Radley Balko has reported on criminal justice for over a decade, and I would argue he's the most-informed journalist on the subject in the United States. I therefore trust his analysis of Breanna Taylor's death more than most. In today's Washington Post, he lays out the facts about Kentucky law and about the case as far as he knows, and corrects some misinformation currently swirling around social media:

Wednesday’s announcement from Kentucky Attorney General Daniel Cameron about criminal charges in the Breonna Taylor case set off a frenzy of misinformation on social media. Based on what we do know — which I’ve culled from my own reporting, reporting from the New York Times and the Louisville Courier-Journal, as well as from conversations with the lawyers for Taylor’s family — the decision to charge Detective Brett Hankison with wanton endangerment was probably correct, as was the decision not to charge the other officers involved in the shooting. If ballistics had conclusively shown that one of the bullets from Hankison’s gun killed Taylor, he could be charged with reckless homicide, but according to Cameron, the bullets that struck Taylor could not be matched to Hankison’s gun. There’s the problem that the police who conducted the raid were relying on a warrant procured by another officer, which was then signed by a judge. There were many flaws and abrogations in that process, but it would be unfair and not legal to hold them accountable for any of that.
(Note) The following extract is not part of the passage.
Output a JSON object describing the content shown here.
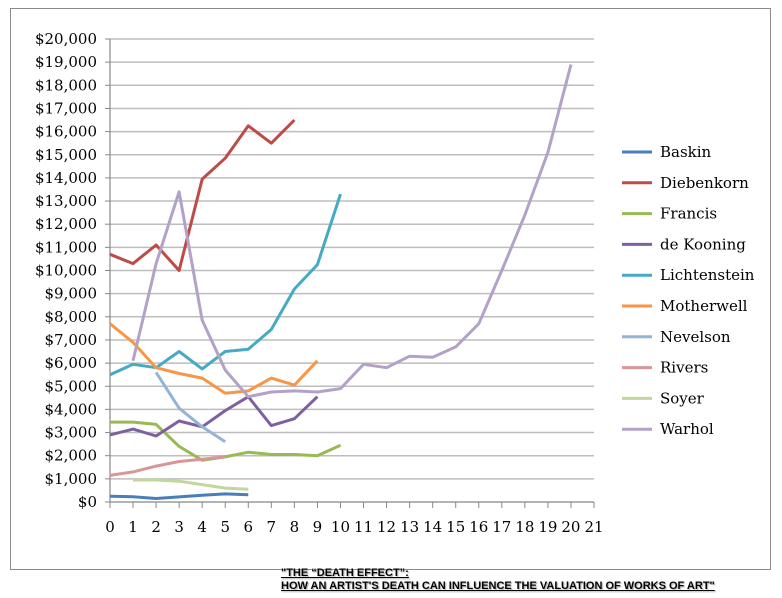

But “not illegal” should not mean “immune from criticism.” Part of the problem was Cameron himself, who was selective in what information he released to the point of misleading the public about key facts in the case. (This raises real questions about whether the grand jury was also misled. That’s why an attorney for Taylor’s boyfriend Kenneth Walker, who fired at the police during the raid, is demanding that Cameron release the evidence that was presented to the grand jury.)

Furthermore, Taylor’s death was not, as Cameron suggested, simply a tragedy for which no one is to blame. The police work in this case was sloppy, and the warrant service was reckless. Taylor is dead because of a cascade of errors, bad judgment and dereliction of duty.

To simply blow this off as a tragedy for which no one is to blame is an insult to the life and legacy of Taylor, but also to the dozens of innocent people who have been gunned down in their own homes before her. And the effort by Cameron and others to make all of this go away by feeding the public half-truths that blame the victims in this story — Taylor and Walker — for Taylor’s death is inexcusable.

We could prevent the next Breonna Taylor. We could ban forced entry raids to serve drug warrants. We could hold judges accountable for signing warrants that don’t pass constitutional muster. We could demand that police officers wear body cameras during these raids to hold them accountable, and that they be adequately punished when they fail to activate them. We could do a lot to make sure there are no more Breonna Taylors. The question is whether we want to.

Balko's Rise of the Warrior Cop is on my to-be-read shelf.